KUALA LUMPUR– Former prime minister Datuk Seri Najib Tun Razak will know on Monday the outcome on his bid to quash the seven charges he is facing in relation to RM42 million of SRC International Sdn Bhd’s funds.
High Court Judge Mohd Nazlan Mohd Ghazali fixed the date after hearing submissions by Najib’s lawyers Datuk Mohd Yusof Zainal Abiden and Datuk Kamarul Hisham Kamaruddin and ad hoc prosecutor Datuk V. Sithambaram.
Mohd Yusof, former Solicitor-General II, submitted that the prosecution must be clear and specific when framing charges to enable the accused to know exactly the case against him.
“Otherwise, he won’t be able to effectively prepare his defence. The CBT (criminal breach of trust) charges against Najib did not specify how the offence was allegedly committed, noting that there are five possible ways under Section 405 of the Penal Code including dishonestly misappropriating, converting for own use, or dishonest use of a property,” he said.
Mohd Yusof pointed out that the CBT charges were not specifically saying that Najib must know if he was accused of committing the offences as an agent in his combined roles of prime minister, finance minister and SRC International advisor emeritus or as a result of each position separately.
He contended that the prosecution could not charge Najib with two different offences, of CBT and abusing his position to receive a bribe over the same RM42 million at the same time.
“It is an either-or situation. If you charge criminal breach of trust, you have to show entrustment of money under him and he misappropriated or the money was never under his control but he abused his position and had received gratification as stated in the charge,” he said.
He also argued that Najib could not be put on trial for money-laundering while also facing charges of CBT or abusing his position, as he would allegedly not be able to defend himself.

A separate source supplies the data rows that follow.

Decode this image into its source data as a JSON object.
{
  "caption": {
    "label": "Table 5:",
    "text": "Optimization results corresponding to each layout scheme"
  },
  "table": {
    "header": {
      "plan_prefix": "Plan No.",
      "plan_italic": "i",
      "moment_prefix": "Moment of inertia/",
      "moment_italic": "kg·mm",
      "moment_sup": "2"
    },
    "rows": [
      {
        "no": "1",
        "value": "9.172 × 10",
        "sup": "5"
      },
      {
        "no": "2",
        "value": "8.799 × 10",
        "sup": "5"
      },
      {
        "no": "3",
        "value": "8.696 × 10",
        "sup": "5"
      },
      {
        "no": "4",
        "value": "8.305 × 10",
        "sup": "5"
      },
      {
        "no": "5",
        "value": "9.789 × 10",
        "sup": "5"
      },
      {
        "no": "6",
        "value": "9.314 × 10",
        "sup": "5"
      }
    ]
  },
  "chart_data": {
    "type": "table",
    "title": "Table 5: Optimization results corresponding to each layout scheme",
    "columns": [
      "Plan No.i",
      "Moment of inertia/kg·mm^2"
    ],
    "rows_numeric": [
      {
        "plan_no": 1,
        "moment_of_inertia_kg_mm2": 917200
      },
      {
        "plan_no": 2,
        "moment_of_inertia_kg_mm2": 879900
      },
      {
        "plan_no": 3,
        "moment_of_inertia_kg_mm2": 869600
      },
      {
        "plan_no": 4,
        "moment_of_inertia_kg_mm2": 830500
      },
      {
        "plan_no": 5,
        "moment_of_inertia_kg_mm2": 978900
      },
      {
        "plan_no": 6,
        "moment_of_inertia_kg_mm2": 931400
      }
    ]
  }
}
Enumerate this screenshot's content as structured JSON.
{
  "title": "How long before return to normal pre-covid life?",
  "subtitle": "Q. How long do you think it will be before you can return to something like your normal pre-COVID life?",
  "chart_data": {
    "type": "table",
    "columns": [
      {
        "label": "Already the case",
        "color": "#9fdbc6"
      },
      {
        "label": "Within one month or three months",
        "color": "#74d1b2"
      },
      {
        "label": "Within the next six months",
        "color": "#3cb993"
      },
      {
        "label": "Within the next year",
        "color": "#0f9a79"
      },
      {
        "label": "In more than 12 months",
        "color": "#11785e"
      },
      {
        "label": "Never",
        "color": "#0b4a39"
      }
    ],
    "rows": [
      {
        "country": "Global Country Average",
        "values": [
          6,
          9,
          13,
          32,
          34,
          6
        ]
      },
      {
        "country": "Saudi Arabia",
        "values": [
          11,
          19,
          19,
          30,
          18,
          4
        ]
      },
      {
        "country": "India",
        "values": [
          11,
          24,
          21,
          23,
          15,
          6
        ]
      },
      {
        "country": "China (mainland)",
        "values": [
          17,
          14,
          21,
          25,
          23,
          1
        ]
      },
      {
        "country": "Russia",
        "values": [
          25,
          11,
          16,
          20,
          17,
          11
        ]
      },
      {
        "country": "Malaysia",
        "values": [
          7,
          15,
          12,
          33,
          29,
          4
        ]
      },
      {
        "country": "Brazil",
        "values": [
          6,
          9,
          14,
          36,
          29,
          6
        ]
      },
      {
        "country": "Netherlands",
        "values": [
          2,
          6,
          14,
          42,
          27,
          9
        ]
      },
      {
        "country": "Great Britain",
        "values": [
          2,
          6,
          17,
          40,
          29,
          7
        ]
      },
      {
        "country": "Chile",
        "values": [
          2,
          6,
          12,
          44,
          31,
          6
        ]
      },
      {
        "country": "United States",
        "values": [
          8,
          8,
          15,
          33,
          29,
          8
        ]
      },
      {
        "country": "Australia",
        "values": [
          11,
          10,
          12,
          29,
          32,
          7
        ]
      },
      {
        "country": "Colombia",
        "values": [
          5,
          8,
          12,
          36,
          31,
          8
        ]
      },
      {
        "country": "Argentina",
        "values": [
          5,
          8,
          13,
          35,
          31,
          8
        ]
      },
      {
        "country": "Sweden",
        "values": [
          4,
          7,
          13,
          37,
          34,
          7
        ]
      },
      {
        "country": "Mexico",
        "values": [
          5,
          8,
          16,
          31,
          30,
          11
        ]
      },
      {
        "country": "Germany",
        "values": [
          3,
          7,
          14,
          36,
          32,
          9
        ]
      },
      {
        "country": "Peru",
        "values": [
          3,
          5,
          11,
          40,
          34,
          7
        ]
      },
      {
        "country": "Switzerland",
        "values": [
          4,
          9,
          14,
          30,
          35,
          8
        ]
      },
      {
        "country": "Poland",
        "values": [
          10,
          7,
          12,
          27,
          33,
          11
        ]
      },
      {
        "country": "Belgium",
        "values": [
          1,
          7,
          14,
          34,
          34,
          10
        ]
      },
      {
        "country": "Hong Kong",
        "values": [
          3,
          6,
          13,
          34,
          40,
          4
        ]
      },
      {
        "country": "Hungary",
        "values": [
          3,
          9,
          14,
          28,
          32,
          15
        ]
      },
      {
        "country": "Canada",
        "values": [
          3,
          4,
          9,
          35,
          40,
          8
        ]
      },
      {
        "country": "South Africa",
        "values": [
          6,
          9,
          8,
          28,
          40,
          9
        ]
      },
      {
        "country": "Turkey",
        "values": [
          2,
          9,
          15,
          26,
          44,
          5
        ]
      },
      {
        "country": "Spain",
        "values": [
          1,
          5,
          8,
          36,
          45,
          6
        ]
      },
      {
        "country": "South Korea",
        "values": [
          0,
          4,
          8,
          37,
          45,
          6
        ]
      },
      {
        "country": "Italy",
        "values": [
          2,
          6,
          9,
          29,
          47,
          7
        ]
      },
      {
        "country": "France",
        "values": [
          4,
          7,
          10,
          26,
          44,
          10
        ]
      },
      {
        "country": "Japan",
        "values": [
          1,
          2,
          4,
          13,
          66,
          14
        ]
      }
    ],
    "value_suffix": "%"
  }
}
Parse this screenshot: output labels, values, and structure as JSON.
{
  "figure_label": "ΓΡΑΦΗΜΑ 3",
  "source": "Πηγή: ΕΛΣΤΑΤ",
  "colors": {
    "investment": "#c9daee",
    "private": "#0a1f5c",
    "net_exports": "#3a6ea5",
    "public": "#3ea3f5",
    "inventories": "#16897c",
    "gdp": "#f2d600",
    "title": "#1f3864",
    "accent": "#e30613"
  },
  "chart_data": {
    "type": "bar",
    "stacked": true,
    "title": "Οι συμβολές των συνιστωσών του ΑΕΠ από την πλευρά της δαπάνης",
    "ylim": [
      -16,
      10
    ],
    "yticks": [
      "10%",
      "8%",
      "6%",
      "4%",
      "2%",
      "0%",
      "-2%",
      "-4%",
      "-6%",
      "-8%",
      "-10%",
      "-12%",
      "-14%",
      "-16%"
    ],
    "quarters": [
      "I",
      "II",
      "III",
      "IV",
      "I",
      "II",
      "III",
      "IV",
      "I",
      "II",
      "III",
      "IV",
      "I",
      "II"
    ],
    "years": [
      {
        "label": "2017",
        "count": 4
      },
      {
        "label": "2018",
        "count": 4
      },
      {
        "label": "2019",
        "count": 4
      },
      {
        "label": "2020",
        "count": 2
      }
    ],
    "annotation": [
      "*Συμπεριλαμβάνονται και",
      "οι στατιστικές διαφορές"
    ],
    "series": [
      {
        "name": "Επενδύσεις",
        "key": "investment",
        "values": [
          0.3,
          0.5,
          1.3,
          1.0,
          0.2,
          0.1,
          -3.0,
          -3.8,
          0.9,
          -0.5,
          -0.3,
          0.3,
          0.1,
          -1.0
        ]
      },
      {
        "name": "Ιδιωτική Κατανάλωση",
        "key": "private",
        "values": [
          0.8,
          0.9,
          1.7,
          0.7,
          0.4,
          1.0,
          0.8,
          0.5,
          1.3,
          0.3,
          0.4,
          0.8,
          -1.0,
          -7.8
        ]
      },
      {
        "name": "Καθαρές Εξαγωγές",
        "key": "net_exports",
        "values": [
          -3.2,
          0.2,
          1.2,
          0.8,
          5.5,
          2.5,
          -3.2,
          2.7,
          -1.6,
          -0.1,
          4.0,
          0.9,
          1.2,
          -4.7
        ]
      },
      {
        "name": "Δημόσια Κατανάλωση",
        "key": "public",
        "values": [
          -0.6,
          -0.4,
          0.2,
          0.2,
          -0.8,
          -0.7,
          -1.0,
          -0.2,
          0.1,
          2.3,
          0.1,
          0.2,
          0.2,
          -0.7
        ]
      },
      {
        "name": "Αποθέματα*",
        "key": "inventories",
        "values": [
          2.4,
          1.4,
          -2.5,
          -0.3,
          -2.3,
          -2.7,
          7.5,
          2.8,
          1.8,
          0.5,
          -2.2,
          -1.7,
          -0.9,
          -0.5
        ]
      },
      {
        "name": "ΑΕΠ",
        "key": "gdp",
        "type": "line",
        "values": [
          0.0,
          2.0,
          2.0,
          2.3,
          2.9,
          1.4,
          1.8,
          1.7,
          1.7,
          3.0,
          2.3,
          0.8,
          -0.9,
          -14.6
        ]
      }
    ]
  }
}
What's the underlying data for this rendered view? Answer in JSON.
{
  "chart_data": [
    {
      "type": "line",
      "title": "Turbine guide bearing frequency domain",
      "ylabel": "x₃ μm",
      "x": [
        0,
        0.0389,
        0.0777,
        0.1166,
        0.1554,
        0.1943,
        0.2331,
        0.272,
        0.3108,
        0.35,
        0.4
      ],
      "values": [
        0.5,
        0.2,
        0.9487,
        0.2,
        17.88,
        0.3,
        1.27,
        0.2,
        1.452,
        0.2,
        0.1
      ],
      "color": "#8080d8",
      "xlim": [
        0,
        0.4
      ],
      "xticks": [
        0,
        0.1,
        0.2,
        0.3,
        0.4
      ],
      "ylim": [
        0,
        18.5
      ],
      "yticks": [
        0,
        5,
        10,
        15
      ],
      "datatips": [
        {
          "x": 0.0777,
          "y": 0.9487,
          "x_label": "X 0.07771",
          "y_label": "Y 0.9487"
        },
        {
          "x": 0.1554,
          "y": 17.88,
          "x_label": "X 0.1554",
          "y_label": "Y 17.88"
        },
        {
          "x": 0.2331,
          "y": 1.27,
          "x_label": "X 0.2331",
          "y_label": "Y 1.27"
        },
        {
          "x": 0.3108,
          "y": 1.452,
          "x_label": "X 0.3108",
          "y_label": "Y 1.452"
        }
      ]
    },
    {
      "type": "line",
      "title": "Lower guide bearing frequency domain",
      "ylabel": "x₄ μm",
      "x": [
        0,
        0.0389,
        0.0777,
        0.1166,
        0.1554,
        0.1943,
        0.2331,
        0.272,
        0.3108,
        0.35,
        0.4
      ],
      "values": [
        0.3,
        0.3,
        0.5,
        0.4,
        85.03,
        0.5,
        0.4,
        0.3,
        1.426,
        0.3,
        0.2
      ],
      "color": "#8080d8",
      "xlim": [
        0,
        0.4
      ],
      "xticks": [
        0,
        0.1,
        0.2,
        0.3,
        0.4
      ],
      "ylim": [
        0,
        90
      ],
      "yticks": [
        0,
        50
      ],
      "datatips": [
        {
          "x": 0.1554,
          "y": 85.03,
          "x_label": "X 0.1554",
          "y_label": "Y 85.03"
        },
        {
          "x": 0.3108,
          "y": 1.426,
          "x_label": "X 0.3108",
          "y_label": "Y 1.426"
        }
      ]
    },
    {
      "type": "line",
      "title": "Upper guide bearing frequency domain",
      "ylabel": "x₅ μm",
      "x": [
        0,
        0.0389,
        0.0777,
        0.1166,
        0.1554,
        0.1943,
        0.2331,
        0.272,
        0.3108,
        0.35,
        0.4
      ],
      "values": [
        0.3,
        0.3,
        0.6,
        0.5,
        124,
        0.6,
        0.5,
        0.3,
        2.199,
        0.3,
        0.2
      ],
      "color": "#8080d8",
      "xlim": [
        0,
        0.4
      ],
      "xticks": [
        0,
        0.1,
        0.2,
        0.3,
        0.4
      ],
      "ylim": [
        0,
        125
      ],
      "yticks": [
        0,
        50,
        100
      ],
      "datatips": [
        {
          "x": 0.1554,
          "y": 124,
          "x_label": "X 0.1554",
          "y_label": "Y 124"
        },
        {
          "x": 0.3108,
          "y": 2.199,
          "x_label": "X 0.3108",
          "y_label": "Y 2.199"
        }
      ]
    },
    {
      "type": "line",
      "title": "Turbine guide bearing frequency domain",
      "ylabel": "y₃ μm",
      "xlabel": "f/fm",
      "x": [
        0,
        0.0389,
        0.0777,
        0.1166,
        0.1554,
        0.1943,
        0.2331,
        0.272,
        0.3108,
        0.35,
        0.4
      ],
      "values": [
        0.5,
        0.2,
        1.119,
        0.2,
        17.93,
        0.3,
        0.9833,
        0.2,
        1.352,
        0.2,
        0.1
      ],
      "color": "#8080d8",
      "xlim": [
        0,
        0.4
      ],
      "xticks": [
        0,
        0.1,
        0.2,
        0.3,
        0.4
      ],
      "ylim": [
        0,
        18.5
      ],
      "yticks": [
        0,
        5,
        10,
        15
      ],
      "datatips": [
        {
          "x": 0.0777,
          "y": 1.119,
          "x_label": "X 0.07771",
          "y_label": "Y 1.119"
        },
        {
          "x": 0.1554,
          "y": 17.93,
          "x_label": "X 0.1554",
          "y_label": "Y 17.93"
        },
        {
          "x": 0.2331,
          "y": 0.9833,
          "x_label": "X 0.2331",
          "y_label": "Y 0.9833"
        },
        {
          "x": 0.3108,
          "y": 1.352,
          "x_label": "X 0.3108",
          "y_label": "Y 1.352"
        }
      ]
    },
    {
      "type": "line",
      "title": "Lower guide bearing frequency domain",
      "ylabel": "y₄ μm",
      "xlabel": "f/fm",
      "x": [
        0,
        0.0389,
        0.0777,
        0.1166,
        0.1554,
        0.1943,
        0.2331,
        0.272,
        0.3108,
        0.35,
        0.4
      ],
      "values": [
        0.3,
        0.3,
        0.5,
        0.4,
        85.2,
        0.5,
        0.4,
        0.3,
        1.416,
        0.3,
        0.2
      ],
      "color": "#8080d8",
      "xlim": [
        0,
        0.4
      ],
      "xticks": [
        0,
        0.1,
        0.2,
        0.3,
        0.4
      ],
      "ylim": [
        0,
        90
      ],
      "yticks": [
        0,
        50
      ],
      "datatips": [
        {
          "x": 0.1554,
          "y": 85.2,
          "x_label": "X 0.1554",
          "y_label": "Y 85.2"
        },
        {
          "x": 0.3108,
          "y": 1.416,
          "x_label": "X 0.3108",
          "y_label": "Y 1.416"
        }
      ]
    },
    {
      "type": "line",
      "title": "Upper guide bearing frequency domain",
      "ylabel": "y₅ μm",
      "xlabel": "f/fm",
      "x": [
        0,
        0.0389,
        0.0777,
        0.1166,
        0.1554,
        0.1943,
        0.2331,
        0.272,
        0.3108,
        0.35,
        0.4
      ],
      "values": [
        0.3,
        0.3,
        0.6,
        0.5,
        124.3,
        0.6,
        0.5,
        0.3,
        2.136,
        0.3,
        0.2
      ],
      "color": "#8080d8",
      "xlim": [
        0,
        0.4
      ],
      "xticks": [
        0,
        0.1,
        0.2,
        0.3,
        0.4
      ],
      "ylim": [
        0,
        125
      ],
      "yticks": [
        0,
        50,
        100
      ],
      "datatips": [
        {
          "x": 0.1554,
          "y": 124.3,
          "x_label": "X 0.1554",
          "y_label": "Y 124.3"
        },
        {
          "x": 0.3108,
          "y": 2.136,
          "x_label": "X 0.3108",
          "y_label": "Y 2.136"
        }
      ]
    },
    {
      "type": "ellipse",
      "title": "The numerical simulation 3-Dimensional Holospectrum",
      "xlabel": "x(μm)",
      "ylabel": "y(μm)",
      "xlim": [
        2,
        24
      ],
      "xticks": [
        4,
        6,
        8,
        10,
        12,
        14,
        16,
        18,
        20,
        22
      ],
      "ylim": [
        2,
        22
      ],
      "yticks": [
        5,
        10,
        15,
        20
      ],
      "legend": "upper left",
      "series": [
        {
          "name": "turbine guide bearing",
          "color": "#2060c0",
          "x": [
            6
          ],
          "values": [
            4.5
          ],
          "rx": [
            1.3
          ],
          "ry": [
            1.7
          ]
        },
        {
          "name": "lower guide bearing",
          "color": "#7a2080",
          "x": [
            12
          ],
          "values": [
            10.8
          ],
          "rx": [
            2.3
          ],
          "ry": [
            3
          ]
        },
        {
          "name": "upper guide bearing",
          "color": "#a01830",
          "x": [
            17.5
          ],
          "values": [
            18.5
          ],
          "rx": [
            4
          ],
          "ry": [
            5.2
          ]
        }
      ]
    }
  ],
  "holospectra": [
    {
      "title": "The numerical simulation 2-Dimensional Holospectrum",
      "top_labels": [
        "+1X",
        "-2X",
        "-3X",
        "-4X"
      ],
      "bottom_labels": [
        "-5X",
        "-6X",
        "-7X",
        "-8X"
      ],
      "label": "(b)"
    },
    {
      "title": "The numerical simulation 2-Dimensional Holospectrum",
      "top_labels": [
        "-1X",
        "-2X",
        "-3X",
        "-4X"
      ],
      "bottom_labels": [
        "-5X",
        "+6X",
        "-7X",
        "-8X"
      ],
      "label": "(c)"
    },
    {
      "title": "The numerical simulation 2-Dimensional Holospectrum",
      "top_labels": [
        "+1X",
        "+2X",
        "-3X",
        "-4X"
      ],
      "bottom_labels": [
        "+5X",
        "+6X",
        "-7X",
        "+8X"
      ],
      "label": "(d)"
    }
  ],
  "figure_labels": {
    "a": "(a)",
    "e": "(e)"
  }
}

Meanwhile, Kamarul Hisham argued that charges of corruption could not be tried concurrently with CBT.
“Parliament created specific different laws for different crimes, so that it is fair to bring charges under each law. Our client has the right to obtain the details of the charges from the prosecution so that he can raise his defence at the earliest opportune time,” he said.
Sithambaram countered that the charges were not vague, as they should be read together with supplementary documents furnished by the prosecution as per Section 51A of the Criminal Procedure Code.
“(The) Prosecution had supplied 7,000 pages of documents to be used in trial. So far, 21 witnesses have testified and were cross-examined by the defence, with no complaints of lack of clarity regarding the charges. But now they complain.
“I don’t think the prosecution misled the accused to the extent that there would be a miscarriage of justice. Even, Najib’s lead counsel Tan Sri Muhammad Shafee Abdullah had previously agreed on a joinder of the Penal Code, money-laundering and Malaysian Anti-Corruption Commission (MACC) charges.
“When the prosecution was making an application for all three files to be consolidated and jointly tried, Muhammad Shafee said the the prosecution’s application for a joinder of the charges were necessary.
“Muhammad Shafee said he confirmed that the Anti-Money Laundering Act (AMLA) charges that have been preferred are in fact charges that are in the same transaction and therefore can be tried together,” he said adding that the defence were only complaining on the charges now.
Joinder in criminal law refers to the inclusion of additional counts or additional defendants on an indictment
Najib, 66, is charged with three counts of criminal breach of trust, one charge of abusing his position and three counts of money laundering involving SRC International Sdn Bhd funds amounting to RM42 million.
On April 3, Justice Mohd Nazlan dismissed Najib’s application to have his notice of motion to declare the seven charges against him as defective to be heard first, before the commencement of the trial.